Ann's Dream

2009


Paris, Galerie la Ferronnerie


Installation vidéo pour deux vidéoprojecteurs. Existe sous la forme d’une projection simple ou d’une installation présentant deux montages côte à côte.
2 boucles vidéo de 27 mn.

Ann’s Dream confronte des plans extraits des premières séquences de Whirlpool d’Otto Preminger (Le Mystérieux Korvo, 1949) et un portrait réalisé à la mine de plomb par Pablo Picasso en 1937 représentant Dora Maar endormie. Elle constitue l’unique installation de la série Les Larmes de Lora qui dévoile les références qui y sont proposées à l’œuvre du peintre espagnol et les combine directement au matériau filmique.
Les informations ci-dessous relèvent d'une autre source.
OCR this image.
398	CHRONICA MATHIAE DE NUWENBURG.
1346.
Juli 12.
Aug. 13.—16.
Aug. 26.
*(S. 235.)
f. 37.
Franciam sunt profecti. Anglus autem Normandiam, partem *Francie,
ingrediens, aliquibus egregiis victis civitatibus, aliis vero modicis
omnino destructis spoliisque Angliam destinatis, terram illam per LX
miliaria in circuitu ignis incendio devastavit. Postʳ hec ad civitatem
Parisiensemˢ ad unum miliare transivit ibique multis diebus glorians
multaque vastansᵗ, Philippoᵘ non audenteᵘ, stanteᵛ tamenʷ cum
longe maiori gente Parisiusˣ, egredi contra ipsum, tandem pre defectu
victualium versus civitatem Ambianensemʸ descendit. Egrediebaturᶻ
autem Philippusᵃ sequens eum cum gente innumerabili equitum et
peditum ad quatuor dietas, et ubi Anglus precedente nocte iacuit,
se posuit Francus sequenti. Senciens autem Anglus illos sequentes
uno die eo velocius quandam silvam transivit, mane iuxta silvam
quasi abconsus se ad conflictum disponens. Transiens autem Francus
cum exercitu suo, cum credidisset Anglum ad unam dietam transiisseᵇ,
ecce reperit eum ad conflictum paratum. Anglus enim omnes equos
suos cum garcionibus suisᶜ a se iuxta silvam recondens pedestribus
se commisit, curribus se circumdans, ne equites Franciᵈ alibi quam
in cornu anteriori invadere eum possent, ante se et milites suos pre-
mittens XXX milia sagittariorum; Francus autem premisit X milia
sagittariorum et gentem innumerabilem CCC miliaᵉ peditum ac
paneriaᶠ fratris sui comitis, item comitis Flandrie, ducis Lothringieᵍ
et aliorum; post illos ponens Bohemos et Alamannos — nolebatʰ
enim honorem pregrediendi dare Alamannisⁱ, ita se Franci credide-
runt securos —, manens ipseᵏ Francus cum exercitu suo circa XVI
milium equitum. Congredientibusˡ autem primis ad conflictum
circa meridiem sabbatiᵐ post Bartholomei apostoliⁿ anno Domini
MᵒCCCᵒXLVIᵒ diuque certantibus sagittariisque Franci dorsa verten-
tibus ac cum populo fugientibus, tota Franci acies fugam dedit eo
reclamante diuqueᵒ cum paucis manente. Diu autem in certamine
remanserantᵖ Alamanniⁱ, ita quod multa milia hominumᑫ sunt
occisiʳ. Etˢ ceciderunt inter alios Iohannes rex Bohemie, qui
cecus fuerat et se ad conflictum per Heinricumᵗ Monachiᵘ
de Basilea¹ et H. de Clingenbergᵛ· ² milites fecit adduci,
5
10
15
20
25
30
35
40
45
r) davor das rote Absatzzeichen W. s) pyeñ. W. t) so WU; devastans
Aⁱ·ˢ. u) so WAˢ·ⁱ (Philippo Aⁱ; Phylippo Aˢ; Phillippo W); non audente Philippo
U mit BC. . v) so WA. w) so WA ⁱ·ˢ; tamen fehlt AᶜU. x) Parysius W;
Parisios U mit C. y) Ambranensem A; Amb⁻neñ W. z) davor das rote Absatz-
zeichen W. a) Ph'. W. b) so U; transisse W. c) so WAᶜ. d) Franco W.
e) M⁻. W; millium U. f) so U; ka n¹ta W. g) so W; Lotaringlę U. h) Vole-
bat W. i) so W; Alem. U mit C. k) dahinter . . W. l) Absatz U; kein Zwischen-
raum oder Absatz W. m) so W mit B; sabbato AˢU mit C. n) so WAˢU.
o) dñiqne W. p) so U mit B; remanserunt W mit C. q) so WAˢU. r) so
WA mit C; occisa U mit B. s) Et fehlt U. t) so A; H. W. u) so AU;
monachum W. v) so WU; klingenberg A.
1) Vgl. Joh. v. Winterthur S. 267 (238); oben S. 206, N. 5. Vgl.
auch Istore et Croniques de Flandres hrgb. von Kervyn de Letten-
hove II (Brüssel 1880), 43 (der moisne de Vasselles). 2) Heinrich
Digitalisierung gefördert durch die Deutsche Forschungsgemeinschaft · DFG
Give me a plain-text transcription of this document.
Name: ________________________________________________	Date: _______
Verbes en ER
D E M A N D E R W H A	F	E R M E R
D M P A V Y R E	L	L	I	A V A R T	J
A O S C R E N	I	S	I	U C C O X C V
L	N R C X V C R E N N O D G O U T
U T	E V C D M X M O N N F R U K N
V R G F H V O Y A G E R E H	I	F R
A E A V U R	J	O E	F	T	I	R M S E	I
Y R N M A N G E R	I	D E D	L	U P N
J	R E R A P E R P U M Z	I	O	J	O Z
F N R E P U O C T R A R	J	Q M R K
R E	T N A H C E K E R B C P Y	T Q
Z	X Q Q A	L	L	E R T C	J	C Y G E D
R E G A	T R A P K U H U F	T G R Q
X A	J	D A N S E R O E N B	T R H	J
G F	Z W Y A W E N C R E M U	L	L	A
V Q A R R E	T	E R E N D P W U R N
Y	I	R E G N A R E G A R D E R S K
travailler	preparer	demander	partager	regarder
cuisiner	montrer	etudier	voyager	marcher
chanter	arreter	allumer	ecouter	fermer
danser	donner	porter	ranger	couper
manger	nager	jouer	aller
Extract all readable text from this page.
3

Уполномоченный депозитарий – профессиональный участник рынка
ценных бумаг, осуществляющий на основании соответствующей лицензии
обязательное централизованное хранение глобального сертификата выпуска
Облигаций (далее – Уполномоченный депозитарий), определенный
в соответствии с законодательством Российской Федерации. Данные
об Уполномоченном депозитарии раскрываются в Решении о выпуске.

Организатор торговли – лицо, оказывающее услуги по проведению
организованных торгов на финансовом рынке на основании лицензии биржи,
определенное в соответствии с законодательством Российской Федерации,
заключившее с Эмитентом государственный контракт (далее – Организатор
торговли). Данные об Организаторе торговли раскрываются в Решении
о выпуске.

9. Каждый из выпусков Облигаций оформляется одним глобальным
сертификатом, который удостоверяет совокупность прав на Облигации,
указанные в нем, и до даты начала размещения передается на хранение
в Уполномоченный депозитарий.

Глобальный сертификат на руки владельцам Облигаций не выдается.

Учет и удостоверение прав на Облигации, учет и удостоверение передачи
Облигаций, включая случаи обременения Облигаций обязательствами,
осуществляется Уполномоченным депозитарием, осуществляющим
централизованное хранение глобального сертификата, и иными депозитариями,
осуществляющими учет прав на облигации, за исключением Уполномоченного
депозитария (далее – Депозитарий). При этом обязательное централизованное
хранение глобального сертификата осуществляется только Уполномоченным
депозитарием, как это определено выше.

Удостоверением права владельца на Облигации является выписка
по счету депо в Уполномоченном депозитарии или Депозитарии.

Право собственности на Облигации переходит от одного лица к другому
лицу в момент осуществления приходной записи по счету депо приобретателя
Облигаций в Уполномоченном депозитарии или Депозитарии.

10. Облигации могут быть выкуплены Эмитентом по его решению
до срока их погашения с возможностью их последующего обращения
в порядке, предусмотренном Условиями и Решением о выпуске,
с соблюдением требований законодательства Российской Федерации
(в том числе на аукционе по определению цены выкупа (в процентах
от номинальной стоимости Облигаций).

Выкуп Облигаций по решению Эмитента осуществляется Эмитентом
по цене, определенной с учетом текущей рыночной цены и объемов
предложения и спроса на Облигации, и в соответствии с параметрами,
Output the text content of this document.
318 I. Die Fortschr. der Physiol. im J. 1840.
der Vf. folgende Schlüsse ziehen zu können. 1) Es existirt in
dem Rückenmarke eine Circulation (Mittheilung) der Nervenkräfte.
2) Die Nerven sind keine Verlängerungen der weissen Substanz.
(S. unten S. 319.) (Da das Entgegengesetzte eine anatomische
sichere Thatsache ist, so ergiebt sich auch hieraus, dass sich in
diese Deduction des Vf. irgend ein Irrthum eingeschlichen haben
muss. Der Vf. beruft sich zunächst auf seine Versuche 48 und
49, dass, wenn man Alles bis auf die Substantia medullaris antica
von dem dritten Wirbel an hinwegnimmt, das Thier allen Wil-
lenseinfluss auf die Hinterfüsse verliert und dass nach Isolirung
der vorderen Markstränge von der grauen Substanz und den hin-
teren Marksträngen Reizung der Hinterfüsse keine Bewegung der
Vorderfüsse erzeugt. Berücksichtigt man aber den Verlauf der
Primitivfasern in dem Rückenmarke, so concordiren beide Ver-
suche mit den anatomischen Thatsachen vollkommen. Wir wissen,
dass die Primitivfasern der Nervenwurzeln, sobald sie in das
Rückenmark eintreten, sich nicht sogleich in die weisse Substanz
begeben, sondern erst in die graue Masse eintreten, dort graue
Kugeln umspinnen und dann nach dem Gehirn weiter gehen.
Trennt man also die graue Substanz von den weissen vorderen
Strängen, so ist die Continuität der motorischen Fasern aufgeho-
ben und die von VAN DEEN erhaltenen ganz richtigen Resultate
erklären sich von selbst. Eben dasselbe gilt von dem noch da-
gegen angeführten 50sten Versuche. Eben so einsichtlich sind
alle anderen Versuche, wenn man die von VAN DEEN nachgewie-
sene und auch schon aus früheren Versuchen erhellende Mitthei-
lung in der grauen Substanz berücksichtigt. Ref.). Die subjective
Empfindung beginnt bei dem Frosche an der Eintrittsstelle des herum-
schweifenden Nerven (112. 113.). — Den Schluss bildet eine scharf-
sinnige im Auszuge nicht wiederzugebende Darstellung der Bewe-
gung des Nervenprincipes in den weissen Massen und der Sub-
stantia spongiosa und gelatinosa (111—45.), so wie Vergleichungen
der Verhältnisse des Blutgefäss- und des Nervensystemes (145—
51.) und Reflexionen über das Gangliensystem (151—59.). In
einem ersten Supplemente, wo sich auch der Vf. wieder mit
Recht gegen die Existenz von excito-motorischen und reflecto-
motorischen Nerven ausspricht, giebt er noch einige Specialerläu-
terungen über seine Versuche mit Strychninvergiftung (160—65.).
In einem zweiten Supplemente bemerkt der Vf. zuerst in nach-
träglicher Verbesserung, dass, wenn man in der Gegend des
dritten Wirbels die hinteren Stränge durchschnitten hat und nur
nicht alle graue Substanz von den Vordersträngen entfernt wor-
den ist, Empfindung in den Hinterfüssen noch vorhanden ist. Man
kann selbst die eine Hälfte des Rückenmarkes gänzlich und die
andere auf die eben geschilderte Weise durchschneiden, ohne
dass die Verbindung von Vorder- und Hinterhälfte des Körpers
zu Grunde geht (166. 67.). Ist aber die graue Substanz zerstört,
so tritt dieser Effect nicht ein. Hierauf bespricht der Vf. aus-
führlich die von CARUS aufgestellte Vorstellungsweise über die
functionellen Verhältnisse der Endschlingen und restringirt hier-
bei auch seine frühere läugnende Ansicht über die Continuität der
Existant sous la forme d’un montage unique où de deux montages projetés côté à côte dans l’espace d’exposition, l’œuvre joue sur des effets d’incarnation et de dissolution des figures, et plus particulièrement du corps du personnage d’Ann Sutton qu’interprète à l’écran Gene Tierney. Saisi au sein d’un fondu enchaîné montré dans son sens normal de lecture ou à rebours qui, tout en le privant de sa substance, contribue à en dédoubler la représentation à l’image, ce dernier constitue le noyau central autour du quel se déploient ou convergent l’ensemble des motifs de la représentation. Ouvrant ou refermant régulièrement le cadre derrière lui, il finit par retenir le regard du spectateur en l’enveloppant à travers une série de mouvements rotatifs.

Ce processus d’engendrement et de décomposition des figures, que vient compliquer les apparitions du dessin de Pablo Picasso, orchestrant à travers ses apparitions régulières d’autres effets de démultiplication du buste d’Ann Sutton, est conçu dans l’esprit du classique de Don Siegel Invasion of the body Snatchers (L’Invasion des profanateurs de sépulture, 1956). Sous le regard de figures inquiétantes et anonymes qui, en se penchant sur lui, semblent analyser chacune de ses réactions, le corps d’Ann perd de sa consistance pour se réincarner un peu plus loin dans l’image. Pris de malaise, il vacille et choit sur le sol ou, dans un mouvement exactement inversé, se redresse avec lenteur comme le ferait une plante au contact de la lumière. Prisonnier des corps qui l’encerclent et que viennent redoubler ceux des spectateurs devant la projection, il cherche à échapper à leur emprise et retenir ses gestes aux prix d’une certaine artificialité. Malgré quelques mouvements diffus d’ouverture aux ondulations toutes aquatiques, il ne parvient jamais à s’en libérer.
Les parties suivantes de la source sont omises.